The nationalist constitutional narrative envisions solidarity upon ethnic homogeneity.

The liberal constitutional narrative envisions solidarity upon allegiance to universalist principles of liberty and human rights.

The democratic narrative places solidarity on a civic arrangement – and on a binding force of law that treats its citizens equally and keeps them connected. The civitas is not only the collective body of all citizens it is also the social contract that binds them together.

Ironically, the third narrative – which is the only constitutional narrative that ties social solidarity to the rule of law – is rejected by most Jewish Israelis and even perceived as an existential threat.
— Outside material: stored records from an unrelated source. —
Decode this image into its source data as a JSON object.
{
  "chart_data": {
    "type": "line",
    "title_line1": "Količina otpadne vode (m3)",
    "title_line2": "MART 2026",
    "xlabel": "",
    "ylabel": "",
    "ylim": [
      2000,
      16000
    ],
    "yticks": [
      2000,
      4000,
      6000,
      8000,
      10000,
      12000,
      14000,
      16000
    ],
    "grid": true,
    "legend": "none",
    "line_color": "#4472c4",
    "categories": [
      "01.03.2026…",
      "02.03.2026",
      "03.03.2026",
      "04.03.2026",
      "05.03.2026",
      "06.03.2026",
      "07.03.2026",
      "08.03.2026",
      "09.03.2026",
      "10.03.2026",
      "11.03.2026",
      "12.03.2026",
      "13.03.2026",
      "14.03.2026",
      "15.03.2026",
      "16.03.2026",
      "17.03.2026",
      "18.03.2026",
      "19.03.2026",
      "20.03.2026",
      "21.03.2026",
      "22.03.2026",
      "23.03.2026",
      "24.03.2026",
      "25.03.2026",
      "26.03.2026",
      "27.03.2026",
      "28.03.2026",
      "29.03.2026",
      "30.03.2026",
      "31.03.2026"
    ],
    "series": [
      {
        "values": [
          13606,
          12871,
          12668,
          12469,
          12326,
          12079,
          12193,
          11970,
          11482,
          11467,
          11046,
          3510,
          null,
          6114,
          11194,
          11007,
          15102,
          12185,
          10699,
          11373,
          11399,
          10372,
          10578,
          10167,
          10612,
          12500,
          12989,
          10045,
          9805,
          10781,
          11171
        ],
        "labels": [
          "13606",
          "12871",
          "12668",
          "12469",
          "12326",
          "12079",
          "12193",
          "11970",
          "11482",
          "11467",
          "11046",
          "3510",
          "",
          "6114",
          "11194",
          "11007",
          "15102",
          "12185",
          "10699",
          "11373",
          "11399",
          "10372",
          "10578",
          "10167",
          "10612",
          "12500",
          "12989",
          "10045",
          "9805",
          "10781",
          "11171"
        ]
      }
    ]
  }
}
If the social ties that the constitutional system assumes are based on Jewish ethnicity (whether liberal-minded or nationalistic) they are indeed threatened by a competing claim that expects those ties to be based on equal standing before the law.

In view of the escalating crisis in Israeli constitutional politics and the growing legitimacy deficit in the (large, non-shrinking) Israeli state, it is about time for Israeli constitutional scholars to start taking seriously the civic constitutional narrative and find innovative ways to integrate it in Israeli constitutional history and constitutional debates. True, law cannot create social solidarity – but as this saga showed, the constitutional possibility exemplified by the idea of “a state of all is citizens”, is as much a part of the constitutional horizon in Israel as the two others and should not anymore be discounted as marginal.